Early this month, Tesla’s Elon Musk announced the company’s next-generation cars would cost half as much as current models. The bombastic statement was completely in character and did not exactly take the media world by storm, but it made its way into rivals’ headquarters and raised some hackles.
Musk is notorious for setting his companies’ overambitious targets and then failing to hit them as planned. Yet Tesla did become a profitable company, and it continues to be consistently profitable, with its bestsellers in many markets. Chances are, however outrageous a statement by Musk is, his rivals would hear it and not ignore it. And maybe start arming themselves for the coming price war.
According to Musk, the next-generation Teslas could cost as little as $25,000. This would certainly be an improvement of current prices even as Tesla cuts them repeatedly to stimulate demand. If it happens, this would also put EVs—and not just any EVs but luxury Teslas—on a much more equal footing with ICE cars. And that’s the prize that the EV industry has been struggling to get.
The struggle has been getting increasingly intense lately. Hit by inflation like all other industries, automakers have been particularly sensitive to the blow because of their transformation plans. According to data from AlixPartners, cited by the Wall Street Journal this week, the auto industry has invested and plans to invest some $526 billion in the electrification of its lineups by 2026.
This is definitely not a small sum that you could just forget about in case plans don’t work out. The auto industry needs its EV plans to work out. And that means making those EVs more affordable—at a time when raw material inflation is also climbing higher and showing no signs of reversing the direction of its movement.
Since this raw materials inflation is largely driven by forecasts for a surge in demand from the electric vehicle sector, it looks like something automakers would simply have to get used to. This is especially true in light of the fact that the supply of these materials is lagging behind demand projections, and the catch-up will take many years, given that a new mine takes years from final investment decision to first production.
This makes for a complicated situation in which the maker of the world’s best-selling electric vehicle model just said he planned to halve the price of these cars in the future. The complications are already evident: at a recent meeting of Volkswagen executives with analysts and investors, one analyst brought up Musk’s cost-cutting plans with reference to VW’s own EV plans.
“I really struggle to see how VW is going to have an affordable EV that’s profitable to you in a couple of years’ time,” Patrick Hummel from UBS said, referring to VW’s ID. 3, whose price tag starts at some $40,000 and that’s only “slightly above break-even levels” for the company.
The company’s response came from its chief financial officer: “We are very aware that competition will become tougher,” Arno Antlitz said, as quoted by the WSJ. “So we try to stay as fixed as possible on the overhead cost side.”

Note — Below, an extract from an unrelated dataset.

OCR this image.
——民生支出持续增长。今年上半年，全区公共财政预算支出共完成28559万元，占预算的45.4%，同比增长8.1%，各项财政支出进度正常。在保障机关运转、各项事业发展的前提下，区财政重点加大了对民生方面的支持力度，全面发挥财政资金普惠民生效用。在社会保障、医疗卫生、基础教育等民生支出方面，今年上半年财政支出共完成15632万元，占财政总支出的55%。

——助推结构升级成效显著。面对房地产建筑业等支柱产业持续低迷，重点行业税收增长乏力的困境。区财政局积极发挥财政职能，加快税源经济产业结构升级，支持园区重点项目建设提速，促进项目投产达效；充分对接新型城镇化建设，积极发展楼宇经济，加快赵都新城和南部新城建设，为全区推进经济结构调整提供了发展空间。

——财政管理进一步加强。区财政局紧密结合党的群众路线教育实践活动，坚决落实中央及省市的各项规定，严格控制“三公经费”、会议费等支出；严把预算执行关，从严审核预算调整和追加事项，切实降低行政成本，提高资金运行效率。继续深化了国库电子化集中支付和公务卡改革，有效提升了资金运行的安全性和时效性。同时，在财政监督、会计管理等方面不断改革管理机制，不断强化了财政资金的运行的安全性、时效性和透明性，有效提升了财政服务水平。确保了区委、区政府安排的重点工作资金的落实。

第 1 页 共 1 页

He also went on to mention the upcoming low-cost electric VW, planned to retail for less than $27,000 and hit markets in 2025, by which year, according to Antlitz, VW should have “significant scale.”
VW has been one of the most generous investors in EVs in the automaking industry and it has made no secret of its ambition to take on Tesla. So far, however, it has consistently failed to even challenge the position of the American company. In the U.S., Volkswagen is not even in the top five bestselling EVs, while Tesla has three models there.
The good news for VW and other challengers to Tesla is that European legislation is working in their favor. Even if they cannot lower the cost of their cars enough to make them affordable enough for millions of people, the ban on ICE car sales would certainly do that by taking the element of choice away from buyers.